Na disciplina delicada do amor, essa cultura obrigava a reduzir drasticamente os motivos das zangas e dos amuos. E, nos casos em que era impossível evitar lágrimas, separações, rupturas, havia nos namorados uma urgência invulgar em reatar laços, resolver disputas, clarificar os dias; sucediam assim, com invulgar celeridade, os casamentos, as flores, os noivados, os suicídios, os poemas, as canções, os passeios pela margem dos rios ou das praias.
Foi neste contexto, curtamente descrito, que Jack convidou Debra para uma viagem de um dia, sob o pretexto oficioso de uma audiência em tribunal, em Buckingham, cidadezinha inglesa com universidade, fábrica e prados à volta. Vinham ambos de Londres, nervosos e silentes, porque aquela era uma segunda-feira grave: iriam fazer amor pela primeira vez.
Jack, farmacêutico, cinquenta anos, casado, sabia - de sua existência – que faltavam só vinte e um anos para morrer. Debra tinha menos onze primaveras que ele, e cabia-lhe a precisa esperança de (ainda) quarenta anos de vida. Era divorciada, professora de música, sem filhos, e gostava, sem perceber muito bem porquê, de pintura impressionista.
Amaram-se talvez ao terceiro dia de conversa. Descobriram-se cúmplices de gostos, tiques, canções, literaturas, modos de ver o mundo. E, atendendo à urgência consabida do relógio, organizaram o primeiro dia para o amor, com pressa e minúcia notáveis, optando por um pequeno hotel a centenas de quilómetros da city, bem longe dos olhos judicativos da convencional vizinhança.
A ideia, em boa verdade de ambos, foi verbalizada por Jack:
- E se nós…
- Na próxima segunda-feira, meu amor.
Por ali, à hora das estrelas escapando-se às aves do olhar (vindo-se) da mulher, caíra já a noite e o nevoeiro.

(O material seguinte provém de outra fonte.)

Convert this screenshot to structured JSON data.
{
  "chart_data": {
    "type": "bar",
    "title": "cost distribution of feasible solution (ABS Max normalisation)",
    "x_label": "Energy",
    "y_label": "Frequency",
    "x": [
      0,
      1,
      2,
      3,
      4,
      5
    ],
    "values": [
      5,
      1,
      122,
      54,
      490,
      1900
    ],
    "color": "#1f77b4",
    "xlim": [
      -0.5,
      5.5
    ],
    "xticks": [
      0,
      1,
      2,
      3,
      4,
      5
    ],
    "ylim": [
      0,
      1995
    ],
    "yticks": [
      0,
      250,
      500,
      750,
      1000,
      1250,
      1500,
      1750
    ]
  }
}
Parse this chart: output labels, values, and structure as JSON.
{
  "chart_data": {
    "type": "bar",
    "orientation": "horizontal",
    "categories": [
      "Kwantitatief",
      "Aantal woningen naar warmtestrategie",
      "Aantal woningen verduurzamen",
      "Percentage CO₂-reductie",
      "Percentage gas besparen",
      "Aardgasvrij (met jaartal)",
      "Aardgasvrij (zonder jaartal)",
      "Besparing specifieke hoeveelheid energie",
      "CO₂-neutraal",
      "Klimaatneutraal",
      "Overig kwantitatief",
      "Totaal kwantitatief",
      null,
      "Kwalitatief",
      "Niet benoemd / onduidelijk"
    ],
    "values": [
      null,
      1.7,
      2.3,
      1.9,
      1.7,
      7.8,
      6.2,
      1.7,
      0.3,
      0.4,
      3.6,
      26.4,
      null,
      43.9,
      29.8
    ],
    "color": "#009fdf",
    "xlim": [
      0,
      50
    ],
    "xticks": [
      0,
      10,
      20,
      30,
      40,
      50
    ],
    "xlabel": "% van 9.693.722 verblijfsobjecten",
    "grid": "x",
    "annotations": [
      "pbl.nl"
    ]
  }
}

Mas uma espécie de luz atravessava a carne opaca da neblina e, a espaços, coloria as gotas de chuva inglesa na janela: como, digamos assim, pedras preciosas caindo ar.
Quando, extenuado, Jack desfalecia de ternura, e Debra (com lágrimas) se afundava no peito do farmacêutico – plenos ambos -, um certo silêncio inundava docemente o quarto alugado. Não um silêncio de nada, como também há; um silêncio de tudo. E a única circunstância capaz de ferir aquele espaço perfeito era o tique-taque de um Big Ben em miniatura, preso à parede por sólida ferragem.
Naquele reino do futuro, depois de feito o amor, era costume o homem contabilizar mentalmente o tempo que ainda havia para ser feliz. Essa consciência conferia ao momento fruído a sua dimensão única e irrepetível (o seu valor); mas igualmente incomodava os corações dos indivíduos pensadores, vítimas a prazo da morte a haver.
Pelo que, naquele dia, simultânea às lágrimas de Debra, deu-se em Jack a percepção sábia de que a mortalidade é uma coisa bela e muito triste.

Ribeira de Pena, 27 de Fevereiro de 2010.
Joaquim Jorge Carvalho
[Trata-se do 13.º texto do volume “A Depressão das Laranjas” (Ribeira de Pena, Ed. Casa de Santa Marinha, 1999). Foto (fabricada para a ocasião) de JJC, Ribeira de Pena, 26-02-2010.]